Ce que peut… (5/5) le Banquet du livre – Pour le directeur du Centre culturel de rencontre, « l’art est politique, sans avoir nécessairement à formuler de discours militant. »
Dans la séquence politique très troublante où nous sommes, où nos angoisses semblent prendre réalité et consistance, qu’est-ce qui vous paraît le plus inquiétant ?

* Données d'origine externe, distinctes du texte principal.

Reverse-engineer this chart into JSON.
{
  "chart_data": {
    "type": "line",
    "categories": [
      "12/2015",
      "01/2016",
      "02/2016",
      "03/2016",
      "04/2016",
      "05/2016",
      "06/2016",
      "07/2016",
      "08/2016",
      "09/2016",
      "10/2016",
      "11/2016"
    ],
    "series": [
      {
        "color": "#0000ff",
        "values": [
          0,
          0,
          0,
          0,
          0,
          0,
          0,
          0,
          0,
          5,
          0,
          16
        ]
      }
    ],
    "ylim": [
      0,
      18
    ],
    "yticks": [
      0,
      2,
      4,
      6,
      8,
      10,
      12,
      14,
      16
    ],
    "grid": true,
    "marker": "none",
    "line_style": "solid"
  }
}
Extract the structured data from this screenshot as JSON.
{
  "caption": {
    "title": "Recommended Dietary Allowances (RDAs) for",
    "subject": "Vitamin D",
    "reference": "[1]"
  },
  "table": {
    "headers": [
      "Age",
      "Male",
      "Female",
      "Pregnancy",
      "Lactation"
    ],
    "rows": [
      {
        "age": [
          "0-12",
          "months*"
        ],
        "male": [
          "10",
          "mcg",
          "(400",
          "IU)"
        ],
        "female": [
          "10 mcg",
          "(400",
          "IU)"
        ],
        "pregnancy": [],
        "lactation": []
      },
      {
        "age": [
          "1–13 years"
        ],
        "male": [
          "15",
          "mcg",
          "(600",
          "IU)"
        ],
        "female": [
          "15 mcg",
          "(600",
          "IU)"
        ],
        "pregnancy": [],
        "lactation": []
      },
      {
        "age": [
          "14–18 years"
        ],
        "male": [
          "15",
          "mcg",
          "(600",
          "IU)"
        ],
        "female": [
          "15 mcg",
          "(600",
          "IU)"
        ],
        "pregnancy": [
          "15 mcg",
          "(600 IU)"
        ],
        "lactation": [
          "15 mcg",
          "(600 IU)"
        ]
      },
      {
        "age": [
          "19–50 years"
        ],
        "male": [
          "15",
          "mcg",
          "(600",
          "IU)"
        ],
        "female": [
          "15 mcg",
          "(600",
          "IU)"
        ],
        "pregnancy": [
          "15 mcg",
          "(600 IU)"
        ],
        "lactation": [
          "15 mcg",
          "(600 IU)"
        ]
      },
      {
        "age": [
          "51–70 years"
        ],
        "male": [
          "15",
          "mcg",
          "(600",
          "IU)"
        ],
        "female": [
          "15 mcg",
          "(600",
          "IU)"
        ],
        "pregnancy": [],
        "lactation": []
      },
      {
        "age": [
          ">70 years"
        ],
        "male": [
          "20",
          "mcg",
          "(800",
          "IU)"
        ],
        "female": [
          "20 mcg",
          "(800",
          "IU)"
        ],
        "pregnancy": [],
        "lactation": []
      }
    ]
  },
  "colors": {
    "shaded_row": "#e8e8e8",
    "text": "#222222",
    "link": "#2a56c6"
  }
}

Depuis les années 1970, on s’était habitué au vocabulaire de la « crise » en tant qu’éruption ponctuelle précédant un rétablissement. Depuis la crise pétrolière de 1974, les crises se succèdent à un rythme qui s’accélère, touchant désormais tous les domaines. Ce n’est plus seulement l’économie ou les relations internationales qui sont concernées, mais tous les domaines de la vie sociale et de la vie tout court : la biodiversité, le climat, l’eau… On est passé à un état d’éruption permanente dans des domaines multiples, ce qui donne un nombre et une étendue effrayants d’états de tension, de troubles, de dangers, de pénuries. Tous les signaux, climatiques, environnementaux, sociaux, politiques, géopolitiques sont aujourd’hui au rouge : cette conjonction d’indicateurs négatifs est alarmante.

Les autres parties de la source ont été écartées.